Posted by Joshua Chamberlain at August 1, 2003 07:04 AM

Forrest did found the Ku Klux Klan, which (at least initially) framed itself almost as much in opposition to the Northern authorities of the Reconstruction era as in opposition to free blacks. It's not only the ones who pick open guerilla warfare that you need to watch out for...

Posted by Jeff Dougherty at August 1, 2003 07:34 AM

Forrest also disavowed the Klan later, for much the same reason -- so I understand -- that he eschewed guerrilla warfare.

Posted by Kevin McGehee at August 1, 2003 10:50 AM

Oh, please, oh please, oh please, Rand, YOU write it! (pleasepleaseplease) No one can do it as well.

We're willing to wait a few days until you're rested. :-)

pleasepleaseplease (with sugar and cream on it)

Posted by Barbara Skolaut at August 1, 2003 11:11 AM

The way that I read the article was that the situation in Iraq can be very subtle. The "informer" that was executed by his own family had also been an informer for the Sadaam regime. The payback was not only for the supposedly innocent vitims of the American raid, but also for years of inform for the Baath Party. The difference is that now the villagers felt that they could act without retaliation.

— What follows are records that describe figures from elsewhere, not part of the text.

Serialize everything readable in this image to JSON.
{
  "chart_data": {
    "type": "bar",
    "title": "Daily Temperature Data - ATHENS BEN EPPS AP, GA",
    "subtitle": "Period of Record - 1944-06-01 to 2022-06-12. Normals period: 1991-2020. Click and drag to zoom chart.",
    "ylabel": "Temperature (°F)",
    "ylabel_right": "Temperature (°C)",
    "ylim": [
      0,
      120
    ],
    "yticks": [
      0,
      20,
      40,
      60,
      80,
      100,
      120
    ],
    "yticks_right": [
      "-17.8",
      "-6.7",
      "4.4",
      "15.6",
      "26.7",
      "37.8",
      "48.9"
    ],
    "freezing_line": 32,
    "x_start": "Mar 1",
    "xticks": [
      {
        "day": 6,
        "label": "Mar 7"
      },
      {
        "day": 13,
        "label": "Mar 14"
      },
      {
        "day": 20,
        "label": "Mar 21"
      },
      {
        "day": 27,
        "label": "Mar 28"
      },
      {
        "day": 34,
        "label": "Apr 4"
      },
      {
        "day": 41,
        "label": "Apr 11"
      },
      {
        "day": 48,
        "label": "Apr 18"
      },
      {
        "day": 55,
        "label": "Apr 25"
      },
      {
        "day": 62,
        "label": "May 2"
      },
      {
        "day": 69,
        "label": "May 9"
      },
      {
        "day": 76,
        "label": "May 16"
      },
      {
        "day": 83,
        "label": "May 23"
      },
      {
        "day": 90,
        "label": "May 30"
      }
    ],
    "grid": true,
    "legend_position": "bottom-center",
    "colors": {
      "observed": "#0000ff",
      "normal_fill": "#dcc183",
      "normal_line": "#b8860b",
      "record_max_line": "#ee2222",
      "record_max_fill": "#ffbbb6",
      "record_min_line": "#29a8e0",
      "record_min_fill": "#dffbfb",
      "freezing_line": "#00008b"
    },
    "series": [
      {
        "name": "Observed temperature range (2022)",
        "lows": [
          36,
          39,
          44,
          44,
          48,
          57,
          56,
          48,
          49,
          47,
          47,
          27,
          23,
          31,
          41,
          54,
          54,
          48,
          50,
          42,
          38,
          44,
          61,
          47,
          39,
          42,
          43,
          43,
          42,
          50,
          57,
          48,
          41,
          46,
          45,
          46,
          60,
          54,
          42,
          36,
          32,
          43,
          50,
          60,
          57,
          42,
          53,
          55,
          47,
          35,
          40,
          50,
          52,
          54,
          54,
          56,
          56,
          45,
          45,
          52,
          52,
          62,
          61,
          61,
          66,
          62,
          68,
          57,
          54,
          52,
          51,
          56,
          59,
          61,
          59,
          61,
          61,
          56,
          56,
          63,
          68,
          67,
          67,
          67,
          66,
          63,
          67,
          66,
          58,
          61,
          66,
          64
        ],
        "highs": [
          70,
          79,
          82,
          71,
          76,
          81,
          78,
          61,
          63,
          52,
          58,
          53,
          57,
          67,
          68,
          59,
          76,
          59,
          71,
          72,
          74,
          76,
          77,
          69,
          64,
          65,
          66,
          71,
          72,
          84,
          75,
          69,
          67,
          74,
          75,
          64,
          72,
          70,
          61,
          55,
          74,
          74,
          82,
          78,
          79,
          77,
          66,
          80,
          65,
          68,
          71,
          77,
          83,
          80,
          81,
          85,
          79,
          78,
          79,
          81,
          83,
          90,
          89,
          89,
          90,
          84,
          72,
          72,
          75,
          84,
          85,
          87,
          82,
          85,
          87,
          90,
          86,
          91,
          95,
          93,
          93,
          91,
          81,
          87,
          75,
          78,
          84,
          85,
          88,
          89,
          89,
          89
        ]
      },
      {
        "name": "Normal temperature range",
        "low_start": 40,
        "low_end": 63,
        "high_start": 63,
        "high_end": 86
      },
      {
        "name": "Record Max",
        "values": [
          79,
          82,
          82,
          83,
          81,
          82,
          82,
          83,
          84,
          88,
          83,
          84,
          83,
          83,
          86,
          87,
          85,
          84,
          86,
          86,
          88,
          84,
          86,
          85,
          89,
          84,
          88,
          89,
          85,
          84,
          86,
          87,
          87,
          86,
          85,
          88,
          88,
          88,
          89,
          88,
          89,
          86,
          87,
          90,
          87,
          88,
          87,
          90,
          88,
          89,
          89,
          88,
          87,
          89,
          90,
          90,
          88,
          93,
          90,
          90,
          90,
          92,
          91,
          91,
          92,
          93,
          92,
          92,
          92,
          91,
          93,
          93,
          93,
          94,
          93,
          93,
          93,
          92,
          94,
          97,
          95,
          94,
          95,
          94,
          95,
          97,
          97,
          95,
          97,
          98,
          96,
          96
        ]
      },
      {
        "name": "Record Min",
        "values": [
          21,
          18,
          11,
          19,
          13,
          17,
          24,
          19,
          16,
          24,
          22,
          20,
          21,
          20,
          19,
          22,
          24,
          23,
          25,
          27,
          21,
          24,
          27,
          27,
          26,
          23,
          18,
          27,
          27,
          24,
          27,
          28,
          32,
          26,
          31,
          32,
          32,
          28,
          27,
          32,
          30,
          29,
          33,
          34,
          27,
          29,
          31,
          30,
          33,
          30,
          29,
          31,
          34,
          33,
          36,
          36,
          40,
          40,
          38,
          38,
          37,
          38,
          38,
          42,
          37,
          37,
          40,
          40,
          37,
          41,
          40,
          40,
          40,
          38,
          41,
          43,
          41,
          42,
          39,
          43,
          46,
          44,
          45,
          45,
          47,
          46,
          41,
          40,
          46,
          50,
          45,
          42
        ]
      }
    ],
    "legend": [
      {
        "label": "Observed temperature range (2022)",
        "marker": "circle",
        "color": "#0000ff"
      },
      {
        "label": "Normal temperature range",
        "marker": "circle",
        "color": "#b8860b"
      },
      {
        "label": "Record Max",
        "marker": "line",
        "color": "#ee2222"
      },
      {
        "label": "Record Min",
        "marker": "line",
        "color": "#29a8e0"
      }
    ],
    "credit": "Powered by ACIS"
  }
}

Posted by Tassled Loafered Leech at August 1, 2003 12:14 PM


Just FYI for those interested in Quantrill --

William Quantrell/Quantrill's gravesite is still somewhat a mystery.

See http://www.aristotle.net/~russjohn/crock.html

Posted by fub at August 1, 2003 01:34 PM

You nailed it, Rand. There were *thousands* of score-settling homicides in Missouri in the first year after the official end of the war. I've often thought that the best response to the "quagmire" meme would be a fake news story about the quagmire in my neck of the woods, circa 1866. I'd write it myself, but I'm just checking in from the road (Alliance, NE, where I've just seen Carhenge -- look it up!).

Posted by Jay Manifold at August 1, 2003 03:08 PM

Personally, I would have considered the the burning of Osceola MO By Jim Lane and the Kansas Redlegs as the provocative terrorist act of the War Between the States. If somebody burned your house and raped and killed your wife, you might have turned out like the fictional Josey Wales, representative of many of Quantrells men, too.

Posted by Mike Puckett at August 1, 2003 07:16 PM

Guerrilla war is NOT what we are fighting. Any more than thats what is happening in S. Korea, and soldiers and marines are STILL dying there every year. Guerilla war assumes an effective and well led force, we are seeing the last gasps of an ousted regime.

When Mr. Bush announced an end, he announced an end to MAJOR MILITARY ACTION, not an end to all military action. The major guerilla action is being carried out in the U.S. press, whose corps of diligent combatants continue to find ANY bad news coming out of the middle east. All the while trying to convince the American public how misguided our actions are in Iraq.

Should the father have killed his son, probably not. But if you push the issue too far, look out for the consequences. The son went too far in the opinion of the towns people. Lawlessness is nothing new in Iraq, it has just filtered down from the top rung, all the way to the bottom rung of Iraqi society.

Saddam used to kill anyone he felt was a threat, could this be what the people of Iraq learned from that?